20190613 ヘッドライン 統合型環境制御のハウスを見学統合型環境制御のハウスを見学

 

◆現場ですぐに役立つ知識を習得

 2日間の講習を終え、現場で実際に役立ちそうなポイントを聞くと、ほとんどの営農指導員が、湿度が光合成に与える影響について挙げていた。
 営農指導員歴7年の男性は、「ハウス内の温度と湿度の関係を具体的に教えてもらったのはよかった。理屈がわかっていると農家組合員に説明しやすくなると思います。農家さんによって投資できるコストも違うが、現場に帰って指導してみたい」とコメント。
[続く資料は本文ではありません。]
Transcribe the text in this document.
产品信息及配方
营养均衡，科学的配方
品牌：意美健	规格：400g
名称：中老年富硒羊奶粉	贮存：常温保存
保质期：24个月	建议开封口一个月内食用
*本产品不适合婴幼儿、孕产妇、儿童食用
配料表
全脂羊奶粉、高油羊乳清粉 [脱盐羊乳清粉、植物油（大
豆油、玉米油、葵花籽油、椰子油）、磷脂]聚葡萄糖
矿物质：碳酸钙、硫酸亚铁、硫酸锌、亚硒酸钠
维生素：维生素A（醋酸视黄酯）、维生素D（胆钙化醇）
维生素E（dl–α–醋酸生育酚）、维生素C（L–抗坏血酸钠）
 また、「トマトは水の量を気にしていましたが、湿度という概念がこれまでなかった」と言うのは主にトマトを中心に14年の営農指導員の女性。むしろ、ある程度乾いた環境でないと病気になると思っていたそうで、「さっそく現場で試してみたい」と話した。さらに、光合成と二酸化炭素の関係についても、「日差しがあってトマトやキュウリがどんどん光合成すると、葉の付近の二酸化炭素が無くなって光合成ができなくなってしまうということを知った」と言い、冬場の閉め切ったハウスで使っている二酸化炭素を簡単に発生させる固形資材を、「夏のハウスでも応用してみたい」と話した。
 1909(明治42)年に千葉県立園芸専門学校として創立した千葉大学園芸学部は、国立大学法人で唯一の園芸学部で、野菜、果樹、花きといった園芸品目の栽培・販売方法、食品製造、ランドスケープなどの研究・開発等をしている。
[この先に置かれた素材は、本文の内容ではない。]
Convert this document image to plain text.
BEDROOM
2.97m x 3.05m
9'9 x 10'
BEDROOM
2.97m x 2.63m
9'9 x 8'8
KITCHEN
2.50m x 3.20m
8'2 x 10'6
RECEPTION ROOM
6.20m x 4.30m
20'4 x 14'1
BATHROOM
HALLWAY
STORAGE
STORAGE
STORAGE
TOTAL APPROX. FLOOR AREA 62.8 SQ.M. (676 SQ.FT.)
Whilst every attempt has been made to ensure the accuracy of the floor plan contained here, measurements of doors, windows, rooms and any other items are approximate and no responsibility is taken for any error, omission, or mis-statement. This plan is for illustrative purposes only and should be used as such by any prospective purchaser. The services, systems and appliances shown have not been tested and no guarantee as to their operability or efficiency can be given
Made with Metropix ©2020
 主に水稲を担当しているという50代の営農指導員は、「千葉大は最先端だから一度は見てみたかった。これだけの施設を揃えることは現実にはコストがかかってできないが、何かしら参考になる。一人で見るよりは何人かで見て覚えていれば後から相談もできるし、若い人を育てるためにもこうした研修会をやってもらえるのはありがたい」と話した。
 また、別の営農指導員は、「少人数で質問もできて期待以上でした。今回聞いたことを持ち帰ってすぐに農家さんに知らせたい。実際にやってみて夏野菜の結果は9月には出ますから、次の機会にまたいろいろ聞いてみたい」と話した。
 今回の研修会を担当した浄閑准教授は、「生産者にとって大事なのはいかに儲かるかなので、そこにつながる技術や情報を、お伝えできるよう心がけました。現場でハウスごとの特徴をみながら最適なものを取り入れていただければ」と話した。
 また、大学の立場から今後の産学連携の取り組みについて、「千葉大学は、100年近く歴史がある中で多くの先輩方が産業と近い距離で研究を進めてきた。それを我々も引き継いで学生にも現場にとって何が必要なのかを伝えていくことが大事だと思っています」と話した。